Many people are in a fix about how to deal with the very complex issue of giving to beggars of all ages and genders that are literally flooding the streets of Karachi – or any other present-day rural mendicant scene anywhere.
The gist of the confusion lies in the awareness that there are so many fakes and professional beggars among the people, who by their demeanor are giving the impression that they are needy, and thus the fear of mistaking a fraud for a genuinely destitute person and thus ‘wasting’ one’s noble intentions on an undeserving scoundrel prevents one from digging into one’s pocket. On the other hand, by not giving, one’s noble intentions are altogether frustrated, so there is the big question: what is worse, a ‘wasted’ or a ‘frustrated’ noble intention?
Something ironic has happened that, were it not so pathetic, would almost seem comical: pursuing the quest of giving relief to the poor victim of social injustice, one all of a sudden finds oneself to be the victim of one’s own conscience. Something is obviously wrong here, and this rat is not roaming somewhere out there, but nesting in our own house, because poverty has existed ever since Adam and Eve were expelled from the Garden, and charity has been coexisting along with poverty as its complementary opposite for just as long.
What is wrong is our perception of it and our approach to it.
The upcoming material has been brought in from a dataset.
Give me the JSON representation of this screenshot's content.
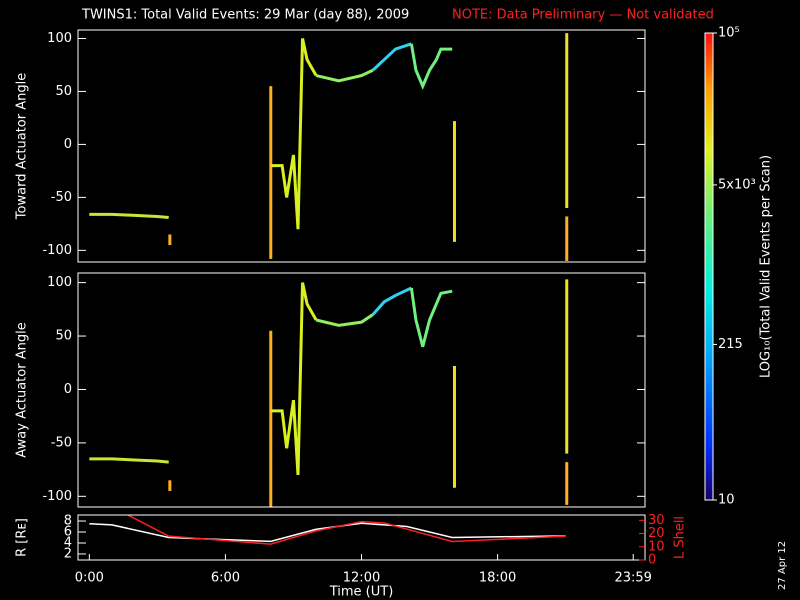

Our wrong perception of it is that by being charitable, we are helping others to overcome a misery in which their destiny has cast them, and our wrong approach to it is that since it is coming out of our pocket, we are entitled to judge whether any cause or person deserves to be supported or not.
The strong emphasis that Islam places particularly on sadaqah (non-mandatory charity) but also on zakah (in its literary sense of being a purification) focuses almost entirely on the benefit to the giver, and not to the receiver, and there is a good reason for that. Allah – subhanahu wa ta’ala – states that He puts increase into sadaqah, just like He divests usury of all benefit and …” [2:276 – Al Baqara].
Giving is about detachment, letting go, and any attention to the consequence of the charitable act, or to the destiny of the given charity stands in blatant contravention to this, because if the giver worries about what will happen to his gift, it means, he or she still holds on to it, does not surrender the control over his/her possession.
One very important aspect of charity is spontaneity, which also gets violated by giving ones rational mind room to question or weigh the ‘effectiveness’ of one’s act. The Prophet is reported to have said, ‘Give to a beggar even if he comes riding on a horse’. What is the meaning of admonishing to give, even if the one asking comes on horseback, if not to discard the internal strife of the reason, arguing that if the man owns a horse, he is clearly not needy, and my charity could be spent on a more deserving cause? We are not here to put right things that lie beyond our sphere of influence, and the given conditions of
genuine poverty as well as its ruthless and fraudulent exploitation are surely not within this sphere, unless we hold some civic office or our Rabb has put it otherwise into our lap as a jihad project. On the individual scale the correct approach is to follow ones heart (without taking permission from the head first) even at the danger of financing another fix for a heroin addict, because we can never know whether the momentary relief he would be getting from it is exactly the divine intent, when striking our heart with a reflection of His Compassion; His Mercy and Generosity in sustaining His Creation do not discriminate between who deserves and who doesn’t, they are totally unconditional and we should strive to adapt to this sunnah of His too.